Em dezembro, foi concluída a pavimentação de 439 dos 482 quilômetros da estrada ligando Cabul a Kandahar, a cidade mais importante do sul, quartel-general do antigo regime taleban. O trecho restante estava em boas condições. A duração da viagem caiu de 12 para 5 horas. A obra foi financiada pelos Estados Unidos (389 quilômetros) e pelo Japão (os outros 50).
Habituados a dirigir tão rápido quanto a estrada permite, os motoristas afegãos se excedem na nova rodovia. O Hospital Regional de Ghazni, por onde passa a rodovia, continua realizando 3 mil cirurgias por ano, como fazia durante a guerra.

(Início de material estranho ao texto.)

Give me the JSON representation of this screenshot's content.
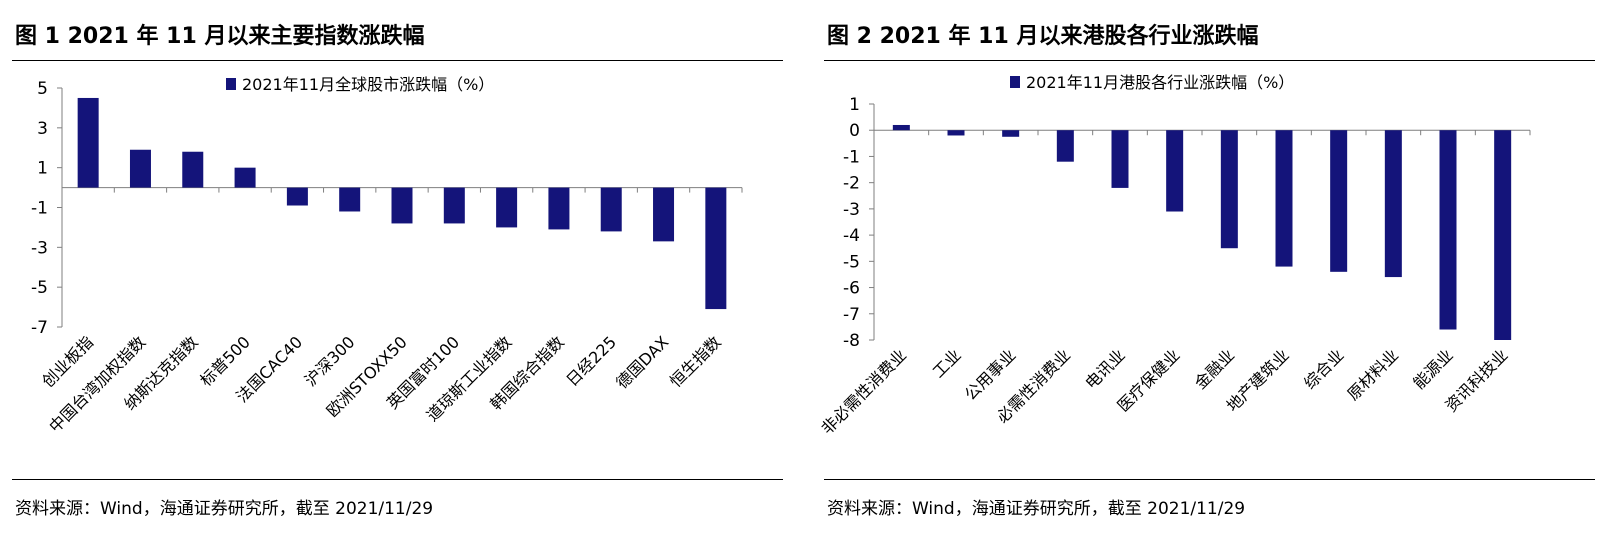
{
  "panels": [
    {
      "title": "图 1  2021 年 11 月以来主要指数涨跌幅",
      "source": "资料来源：Wind，海通证券研究所，截至 2021/11/29"
    },
    {
      "title": "图 2  2021 年 11 月以来港股各行业涨跌幅",
      "source": "资料来源：Wind，海通证券研究所，截至 2021/11/29"
    }
  ],
  "colors": {
    "bar": "#14147a",
    "axis": "#7f7f7f",
    "text": "#000000"
  },
  "chart_data": [
    {
      "type": "bar",
      "title": "",
      "xlabel": "",
      "ylabel": "",
      "ylim": [
        -7,
        5
      ],
      "yticks": [
        5,
        3,
        1,
        -1,
        -3,
        -5,
        -7
      ],
      "grid": false,
      "legend_position": "top-center",
      "categories": [
        "创业板指",
        "中国台湾加权指数",
        "纳斯达克指数",
        "标普500",
        "法国CAC40",
        "沪深300",
        "欧洲STOXX50",
        "英国富时100",
        "道琼斯工业指数",
        "韩国综合指数",
        "日经225",
        "德国DAX",
        "恒生指数"
      ],
      "series": [
        {
          "name": "2021年11月全球股市涨跌幅（%）",
          "values": [
            4.5,
            1.9,
            1.8,
            1.0,
            -0.9,
            -1.2,
            -1.8,
            -1.8,
            -2.0,
            -2.1,
            -2.2,
            -2.7,
            -6.1
          ]
        }
      ]
    },
    {
      "type": "bar",
      "title": "",
      "xlabel": "",
      "ylabel": "",
      "ylim": [
        -8,
        1
      ],
      "yticks": [
        1,
        0,
        -1,
        -2,
        -3,
        -4,
        -5,
        -6,
        -7,
        -8
      ],
      "grid": false,
      "legend_position": "top-center",
      "categories": [
        "非必需性消费业",
        "工业",
        "公用事业",
        "必需性消费业",
        "电讯业",
        "医疗保健业",
        "金融业",
        "地产建筑业",
        "综合业",
        "原材料业",
        "能源业",
        "资讯科技业"
      ],
      "series": [
        {
          "name": "2021年11月港股各行业涨跌幅（%）",
          "values": [
            0.2,
            -0.2,
            -0.25,
            -1.2,
            -2.2,
            -3.1,
            -4.5,
            -5.2,
            -5.4,
            -5.6,
            -7.6,
            -8.0
          ]
        }
      ]
    }
  ]
}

Segundo a secretária de Saúde da província, Ziagul Esfandi, os ferimentos em combates deram lugar aos acidentes de trânsito.

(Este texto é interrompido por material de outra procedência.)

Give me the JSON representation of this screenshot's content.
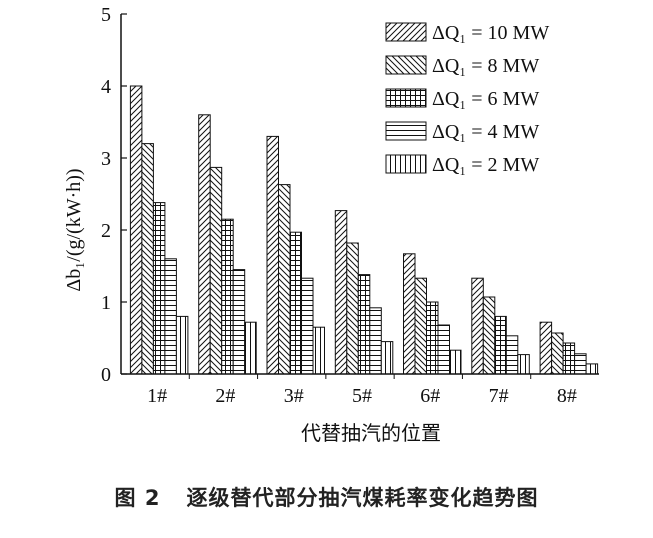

No Afeganistão se dirige na pista da direita, com o volante do lado esquerdo, como no Brasil. Mas a maior parte dos carros que circulam no país vem do Paquistão, onde se dirige na pista da esquerda, com o volante do lado direito, como na Inglaterra. Assim, os motoristas não têm visibilidade para ultrapassar. Freqüentemente, eles trocam de mão no meio da estrada, dirigindo em zigue-zague. Indiferentes aos apitos frenéticos dos novos guardas de trânsito treinados pelos alemães, os motoristas circundam as rotatórias das formas mais criativas. Até os semáforos foram destruídos. Os novos serão instalados pelos italianos.
De acordo com a Agência dos Estados Unidos para o Desenvolvimento Internacional (USAid), os projetos de construção ou restauração envolvem mil quilômetros de rodovias principais e 1.500 de estradas vicinais. Do US$ 1,2 bilhão que a agência está destinando este ano ao Afeganistão, US$ 500 mil vão para infra-estrutura. O restante, para as áreas sociais e fortalecimento de instituições.
“Estradas são essenciais”, diz o tenente-corontel Gerald Timoney, comandante do Exército americano em Ghazni, cidade do sul por onde passa a rodovia. “Até os romanos sabiam disso.”